La más habitual en condiciones normales, por ser la más favorable energéticamente, es el hielo hexagonal. Que es precisamente la forma que constituye el interior de la masa de hielo. En el hielo hexagonal las moléculas de agua se disponen en capas de hexágonos dispuestas unas sobre otras. 

Sin embargo, los responsables de la investigación que nos ocupa han observado que la superficie del hielo está formada por dos tipos o formas y hielo diferentes: el hexagonal y el denominado hielo cúbico, donde las moléculas de agua se ordenan con una estructura interna como la del diamante (cúbica centrada en las caras). La clave para esta convivencia entre ambos tipos de hielo parece ser que la combinación de ambas estructuras es más favorable energéticamente en la superficie, lo cual compensaría en parte el factor energía superficial.

Y aquí llega el quid de la cuestión, porque no solo han observado esto, sino también que, en los límites o zonas de transición entre ambas fases, entre ambas estructuras, aparecen fallos o defectos estructurales. 

Las moléculas de agua de un lado y otro no se ensamblan perfectamente, sino que se produce un desordenamiento espacial. Y estas moléculas al no estar unidas a sus vecinas tampoco por uno de los lados (además de por “arriba”) se mueven más con respecto a su posición, están más deslocalizadas, es decir, una situación muy similar a la que se presenta en el agua líquida, con las moléculas unidas entre sí, pero con capacidad para desplazarse unas respecto a otras. Si retomamos nuestro símil de la pata coja, la ausencia de ese ensamblaje en el plano horizontal podría equipararse a que, además, nos atasen los brazos impidiendo que nos equilibremos con ellos, lo que inevitablemente hace que perdamos la estabilidad y nos desplacemos.
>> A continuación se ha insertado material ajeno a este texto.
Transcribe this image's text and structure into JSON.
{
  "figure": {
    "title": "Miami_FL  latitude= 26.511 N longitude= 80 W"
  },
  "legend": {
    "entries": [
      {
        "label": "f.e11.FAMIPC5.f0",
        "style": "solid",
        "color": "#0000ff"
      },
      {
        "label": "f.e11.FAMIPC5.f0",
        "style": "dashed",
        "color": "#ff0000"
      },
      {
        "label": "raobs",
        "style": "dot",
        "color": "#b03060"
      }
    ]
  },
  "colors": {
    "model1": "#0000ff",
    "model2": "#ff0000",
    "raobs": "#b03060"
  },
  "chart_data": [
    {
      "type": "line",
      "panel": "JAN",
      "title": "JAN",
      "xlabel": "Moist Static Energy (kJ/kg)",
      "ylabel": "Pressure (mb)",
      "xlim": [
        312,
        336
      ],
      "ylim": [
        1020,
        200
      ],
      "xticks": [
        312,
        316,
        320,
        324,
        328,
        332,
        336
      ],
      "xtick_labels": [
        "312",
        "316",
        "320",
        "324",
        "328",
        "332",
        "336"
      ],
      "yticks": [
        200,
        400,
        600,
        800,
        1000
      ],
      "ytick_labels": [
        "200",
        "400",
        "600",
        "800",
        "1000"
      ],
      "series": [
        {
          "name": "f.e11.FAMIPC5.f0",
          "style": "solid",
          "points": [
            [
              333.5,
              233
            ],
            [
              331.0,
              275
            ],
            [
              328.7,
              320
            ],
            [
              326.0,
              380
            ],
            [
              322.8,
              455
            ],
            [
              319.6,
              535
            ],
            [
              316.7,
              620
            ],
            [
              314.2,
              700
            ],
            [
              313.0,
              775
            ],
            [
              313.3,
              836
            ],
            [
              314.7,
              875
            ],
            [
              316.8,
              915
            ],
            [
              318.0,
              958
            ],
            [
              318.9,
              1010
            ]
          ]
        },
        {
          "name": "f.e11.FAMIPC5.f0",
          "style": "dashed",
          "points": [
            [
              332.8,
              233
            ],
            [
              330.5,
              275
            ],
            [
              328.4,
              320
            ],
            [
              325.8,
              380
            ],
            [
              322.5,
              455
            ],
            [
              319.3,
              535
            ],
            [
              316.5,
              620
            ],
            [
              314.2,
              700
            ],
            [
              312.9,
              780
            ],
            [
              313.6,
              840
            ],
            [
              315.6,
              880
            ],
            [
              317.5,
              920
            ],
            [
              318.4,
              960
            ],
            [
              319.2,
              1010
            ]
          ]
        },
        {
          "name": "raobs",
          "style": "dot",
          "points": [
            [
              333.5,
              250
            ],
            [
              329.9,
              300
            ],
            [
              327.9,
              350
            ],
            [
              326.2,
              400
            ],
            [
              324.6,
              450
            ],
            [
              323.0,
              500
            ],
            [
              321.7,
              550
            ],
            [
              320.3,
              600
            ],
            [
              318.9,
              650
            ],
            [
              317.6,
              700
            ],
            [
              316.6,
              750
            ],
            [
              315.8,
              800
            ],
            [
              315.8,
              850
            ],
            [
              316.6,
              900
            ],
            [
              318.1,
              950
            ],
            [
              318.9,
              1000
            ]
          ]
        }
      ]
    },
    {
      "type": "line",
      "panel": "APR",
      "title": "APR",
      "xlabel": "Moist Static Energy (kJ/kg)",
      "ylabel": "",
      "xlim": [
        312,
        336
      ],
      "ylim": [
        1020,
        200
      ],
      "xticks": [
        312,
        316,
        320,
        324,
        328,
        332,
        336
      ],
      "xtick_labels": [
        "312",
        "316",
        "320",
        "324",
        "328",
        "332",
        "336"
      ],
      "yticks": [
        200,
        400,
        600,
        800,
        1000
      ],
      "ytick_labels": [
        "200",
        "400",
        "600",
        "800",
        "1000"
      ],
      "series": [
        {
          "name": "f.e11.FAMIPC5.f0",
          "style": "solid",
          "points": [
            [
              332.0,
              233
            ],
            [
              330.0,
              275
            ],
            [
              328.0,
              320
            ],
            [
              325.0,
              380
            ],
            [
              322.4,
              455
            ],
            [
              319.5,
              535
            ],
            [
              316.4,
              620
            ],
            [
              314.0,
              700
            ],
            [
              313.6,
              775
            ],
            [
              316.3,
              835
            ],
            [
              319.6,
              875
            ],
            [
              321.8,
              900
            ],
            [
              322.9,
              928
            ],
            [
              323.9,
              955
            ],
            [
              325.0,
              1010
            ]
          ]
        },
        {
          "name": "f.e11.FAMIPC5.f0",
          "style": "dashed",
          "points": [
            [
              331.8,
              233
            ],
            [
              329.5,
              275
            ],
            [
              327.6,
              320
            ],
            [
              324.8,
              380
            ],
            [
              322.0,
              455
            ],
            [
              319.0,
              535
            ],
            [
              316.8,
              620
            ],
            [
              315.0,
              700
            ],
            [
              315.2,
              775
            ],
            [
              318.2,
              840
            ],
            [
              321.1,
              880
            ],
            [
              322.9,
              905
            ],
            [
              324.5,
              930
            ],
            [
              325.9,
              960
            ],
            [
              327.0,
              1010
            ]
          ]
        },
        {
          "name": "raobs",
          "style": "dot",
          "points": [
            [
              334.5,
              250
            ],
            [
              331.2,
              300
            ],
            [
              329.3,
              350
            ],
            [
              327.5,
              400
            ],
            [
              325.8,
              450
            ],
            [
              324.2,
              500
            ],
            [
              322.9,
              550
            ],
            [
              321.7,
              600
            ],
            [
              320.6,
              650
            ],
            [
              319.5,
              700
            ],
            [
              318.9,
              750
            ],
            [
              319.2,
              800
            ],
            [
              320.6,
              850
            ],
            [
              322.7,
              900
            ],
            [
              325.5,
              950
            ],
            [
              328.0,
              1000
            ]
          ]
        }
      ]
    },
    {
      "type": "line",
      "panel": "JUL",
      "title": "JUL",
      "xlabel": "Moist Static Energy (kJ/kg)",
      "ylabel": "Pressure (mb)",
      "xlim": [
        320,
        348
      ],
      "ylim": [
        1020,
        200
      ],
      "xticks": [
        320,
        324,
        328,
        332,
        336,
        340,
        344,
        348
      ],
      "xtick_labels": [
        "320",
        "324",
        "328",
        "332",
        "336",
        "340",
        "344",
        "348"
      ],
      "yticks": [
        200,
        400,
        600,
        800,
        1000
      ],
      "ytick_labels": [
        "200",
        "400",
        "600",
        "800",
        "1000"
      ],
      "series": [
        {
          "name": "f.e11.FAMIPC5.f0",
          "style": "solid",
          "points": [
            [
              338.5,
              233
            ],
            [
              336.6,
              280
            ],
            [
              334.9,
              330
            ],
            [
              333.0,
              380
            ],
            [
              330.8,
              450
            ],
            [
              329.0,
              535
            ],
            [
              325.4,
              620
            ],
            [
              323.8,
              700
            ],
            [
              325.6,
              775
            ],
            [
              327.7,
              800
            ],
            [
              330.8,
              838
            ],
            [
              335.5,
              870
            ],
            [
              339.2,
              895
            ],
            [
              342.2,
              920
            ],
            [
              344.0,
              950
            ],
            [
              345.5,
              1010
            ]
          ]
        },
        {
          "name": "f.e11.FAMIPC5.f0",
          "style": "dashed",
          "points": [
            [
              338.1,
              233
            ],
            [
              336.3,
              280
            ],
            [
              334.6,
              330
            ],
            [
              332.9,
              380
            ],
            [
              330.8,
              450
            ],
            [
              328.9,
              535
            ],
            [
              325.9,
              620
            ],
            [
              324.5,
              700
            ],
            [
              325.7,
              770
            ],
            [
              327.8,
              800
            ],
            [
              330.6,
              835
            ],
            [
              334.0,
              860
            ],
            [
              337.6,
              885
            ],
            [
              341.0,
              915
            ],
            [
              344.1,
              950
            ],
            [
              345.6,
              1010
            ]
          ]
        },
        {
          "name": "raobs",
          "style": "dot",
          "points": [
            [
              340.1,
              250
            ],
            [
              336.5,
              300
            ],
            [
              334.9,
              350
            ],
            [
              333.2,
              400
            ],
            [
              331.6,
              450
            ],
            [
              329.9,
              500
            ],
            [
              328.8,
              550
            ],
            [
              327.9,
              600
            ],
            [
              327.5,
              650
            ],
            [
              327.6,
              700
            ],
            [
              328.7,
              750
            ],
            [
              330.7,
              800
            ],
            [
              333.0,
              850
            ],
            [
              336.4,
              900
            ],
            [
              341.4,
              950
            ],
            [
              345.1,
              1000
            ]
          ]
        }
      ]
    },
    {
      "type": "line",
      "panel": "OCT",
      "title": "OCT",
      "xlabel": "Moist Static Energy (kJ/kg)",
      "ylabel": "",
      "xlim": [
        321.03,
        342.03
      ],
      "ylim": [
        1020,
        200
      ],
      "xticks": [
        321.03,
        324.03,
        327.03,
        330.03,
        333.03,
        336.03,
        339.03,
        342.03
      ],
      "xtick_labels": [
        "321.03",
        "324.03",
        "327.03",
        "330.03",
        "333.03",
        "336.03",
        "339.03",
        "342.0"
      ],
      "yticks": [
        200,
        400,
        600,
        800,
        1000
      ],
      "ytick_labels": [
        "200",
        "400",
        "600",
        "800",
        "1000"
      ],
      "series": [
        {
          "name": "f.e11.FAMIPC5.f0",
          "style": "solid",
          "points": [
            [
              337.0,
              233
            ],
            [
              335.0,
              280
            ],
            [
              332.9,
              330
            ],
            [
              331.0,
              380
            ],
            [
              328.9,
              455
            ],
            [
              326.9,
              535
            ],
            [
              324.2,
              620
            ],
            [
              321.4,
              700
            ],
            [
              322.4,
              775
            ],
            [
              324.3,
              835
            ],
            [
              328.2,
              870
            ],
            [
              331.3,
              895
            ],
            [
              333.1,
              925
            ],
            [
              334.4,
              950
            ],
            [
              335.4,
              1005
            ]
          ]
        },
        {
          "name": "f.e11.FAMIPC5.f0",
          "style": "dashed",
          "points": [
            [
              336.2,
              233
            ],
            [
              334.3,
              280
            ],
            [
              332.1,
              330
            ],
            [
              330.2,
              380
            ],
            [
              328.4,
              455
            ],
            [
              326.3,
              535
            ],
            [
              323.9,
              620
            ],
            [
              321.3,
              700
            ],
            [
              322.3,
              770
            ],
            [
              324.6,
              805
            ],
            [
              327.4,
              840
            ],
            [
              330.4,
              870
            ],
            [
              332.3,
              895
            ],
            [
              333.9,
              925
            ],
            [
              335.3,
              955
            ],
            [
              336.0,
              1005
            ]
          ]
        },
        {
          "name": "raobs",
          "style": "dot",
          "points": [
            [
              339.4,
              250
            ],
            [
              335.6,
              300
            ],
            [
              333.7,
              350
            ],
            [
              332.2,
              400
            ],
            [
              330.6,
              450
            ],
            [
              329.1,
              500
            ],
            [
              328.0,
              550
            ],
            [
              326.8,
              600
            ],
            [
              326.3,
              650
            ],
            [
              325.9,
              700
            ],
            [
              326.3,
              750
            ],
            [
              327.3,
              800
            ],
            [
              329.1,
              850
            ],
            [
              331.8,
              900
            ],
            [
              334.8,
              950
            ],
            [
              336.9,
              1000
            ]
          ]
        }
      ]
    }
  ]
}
Más aún, la investigación también ha determinado que conforme aumenta la temperatura estas regiones desordenadas crecen de forma apreciable y se van extendiendo por toda la superficie, de tal forma que llega un momento -a partir de una temperatura aún muy inferior al punto de fusión- en que la práctica totalidad de las moléculas que constituyen la capa exterior están deslocalizadas y se comportan de facto como una película líquida que recubre el bloque de hielo.

Es momento de retomar el hilo argumental del inicio que nos sitúa en un verano caluroso con temperaturas muy por encima del punto de fusión que ponen en jaque la integridad y la naturaleza sólida del “interior” del helado polo que, desde hace un rato, sostienes en la mano sin chuparlo, hipnotizado por este fascinante artículo. Pues ya puedes salir del trance, antes de que todo él se licue.